Кубок метелей - Страница 39


К оглавлению

39

Когда свеивал ветер свои белые ткани, обнаженный домик игуменьи краснел меж сугробов; но ветер опять его обнимал кружевами своими.


Когда окончилась служба, с красной связкой цветов парчовой иерей выбежал из алтаря.

Когда окончилась служба, монашка переплетала свой бархатный клобучок сырыми, тепличными розами.

Когда окончилась служба, ясноочитые юницы в огне цветов смеялись друг другу хрустальным смехом.

В решетчатых окнах храма сквозной омофор снеговой парчою царапал окна.

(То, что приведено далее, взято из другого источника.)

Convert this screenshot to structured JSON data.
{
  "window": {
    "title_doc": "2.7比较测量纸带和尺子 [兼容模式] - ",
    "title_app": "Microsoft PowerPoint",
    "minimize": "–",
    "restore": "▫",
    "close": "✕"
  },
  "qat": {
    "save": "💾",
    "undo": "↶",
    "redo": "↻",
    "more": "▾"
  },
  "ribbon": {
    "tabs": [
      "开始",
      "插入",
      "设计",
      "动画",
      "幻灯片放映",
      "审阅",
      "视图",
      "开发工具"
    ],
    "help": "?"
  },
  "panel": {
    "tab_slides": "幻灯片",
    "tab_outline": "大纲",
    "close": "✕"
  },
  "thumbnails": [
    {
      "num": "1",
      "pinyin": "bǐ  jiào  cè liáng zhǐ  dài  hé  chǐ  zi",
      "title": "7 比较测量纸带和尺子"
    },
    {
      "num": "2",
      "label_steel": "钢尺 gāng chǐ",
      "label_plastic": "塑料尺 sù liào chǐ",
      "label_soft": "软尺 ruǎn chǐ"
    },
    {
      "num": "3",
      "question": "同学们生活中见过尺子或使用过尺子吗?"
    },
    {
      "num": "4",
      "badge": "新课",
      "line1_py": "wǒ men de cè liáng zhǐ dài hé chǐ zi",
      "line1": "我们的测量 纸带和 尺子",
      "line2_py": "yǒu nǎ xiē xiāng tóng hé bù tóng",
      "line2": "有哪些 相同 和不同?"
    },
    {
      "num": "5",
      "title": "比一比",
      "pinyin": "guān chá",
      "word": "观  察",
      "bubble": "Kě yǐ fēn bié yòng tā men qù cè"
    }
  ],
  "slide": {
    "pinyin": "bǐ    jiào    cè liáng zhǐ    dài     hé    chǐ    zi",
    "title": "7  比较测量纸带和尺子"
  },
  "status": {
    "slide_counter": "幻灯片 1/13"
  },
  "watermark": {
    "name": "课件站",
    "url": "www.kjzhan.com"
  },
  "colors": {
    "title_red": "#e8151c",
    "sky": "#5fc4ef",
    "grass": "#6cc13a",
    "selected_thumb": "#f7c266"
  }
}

Дух озарил мать-игуменью, и она изогнулась атласным станом, а ее точеные пальцы в стрекотанье пляшущих четок плеснули черной волной муаровой мантии, точно засвиставшими в небо крыльями: так она замирала, испивая восторг; из-под шелковых ресниц жадно горели ее глаза, жадно; руками точно терзала и яркие гроздья роз, и цепной свой крест на упругой груди, а зов с полуоткрытых слетал ее губ, нежно-алых и сладких.

Вот сестры, зовом ее пленясь, как дикие большие стрижи, пред полетом устало махнувшие крыльями, сестренка с сестренкой, в пляс пошли в мертвых ризах, в розах ярых; а из-под вострого клобука, из-под темных и низких платов, к губам прижимая росистые горсти цветов, в цветы усмехалась игуменья-матушка и лобзала их страстно, несчетно.


Юницы чистые, отроковицы сладчайшие,

ах,

поднимайте росистые, сочные чаши,

цветочные!

– «Мы страа-аа-ждеем… Мы жаа-ааааа-…

«Дуу-уу-ша ии-стаа-мии-лаась в раа-злуу-уу-кее…»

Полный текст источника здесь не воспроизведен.